Le procès pour atteinte à la sécurité nationale de trois militants qui organisaient chaque année des commémorations à Hong Kong de la répression de Tiananmen s'est ouvert jeudi. Ils encourent jusqu'à 10 ans de prison.

Hong Kong, "région administrative spéciale" de Chine, a longtemps été le seul endroit du territoire chinois où il était possible de commémorer publiquement la répression sanglante, le 4 juin 1989, des manifestations pro-démocratie de la place Tiananmen, à Pékin.

Mais les autorités ont interdit les veillées depuis 2020, date à laquelle Pékin a imposé à l'ancienne colonie britannique une législation drastique sur la sécurité nationale, après les manifestations pro-démocratie massives, parfois violentes, de l'année précédente.

Les trois ex-dirigeants de l'alliance de Hong Kong, organisation désormais dissoute, sont poursuivis pour "incitation à la subversion". Quelque 70 personnes ont fait la queue jeudi matin pour entrer au tribunal de première instance de West Kowloon, où des dizaines de policiers étaient déployés.

"Subversion"

Le procès, qui devrait durer 75 jours, se déroulera sans jury. Les accusés Chow Hang-tung et Lee Cheuk-yan, détenus depuis leur arrestation en 2021, ont plaidé non coupable au début de l'audience. Le troisième, Albert Ho, a plaidé coupable.

L'alliance avait à plusieurs reprises appelé à "mettre fin au régime de parti unique" en Chine, ce que les procureurs considèrent comme de la subversion, selon un document judiciaire publié mercredi.

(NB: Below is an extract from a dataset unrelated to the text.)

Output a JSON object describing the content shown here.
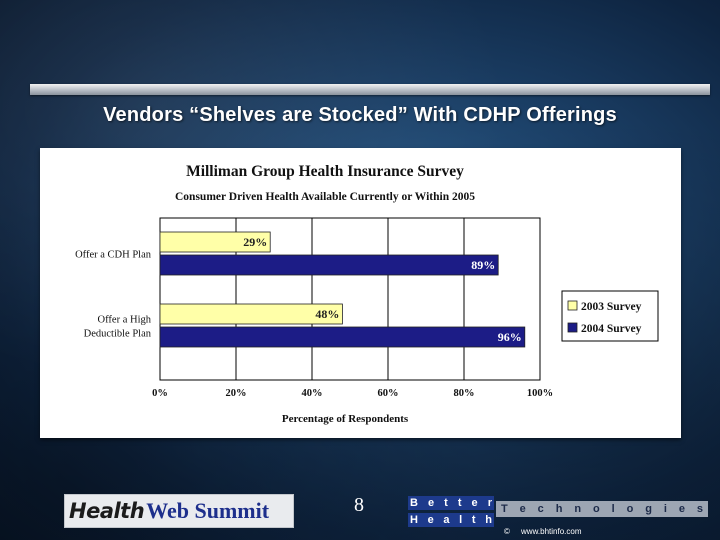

Amnesty International a souligné jeudi que le procès constituait une nouvelle mesure pour réduire au silence la dissidence à Hong Kong. "Cette affaire ne concerne pas la sécurité nationale. Il s'agit de réécrire l'histoire et de punir ceux qui refusent d'oublier les victimes de la répression de Tiananmen", a déclaré Sarah Brooks, directrice régionale adjointe de l'organisation de défense des droits de l'homme.

Le procès de Tiananmen suit la condamnation le mois dernier du magnat des médias pro-démocratie Jimmy Lai. Il a été reconnu coupable de complot en vue de collusion avec des forces étrangères, mais sa peine n'a pas encore été déterminée.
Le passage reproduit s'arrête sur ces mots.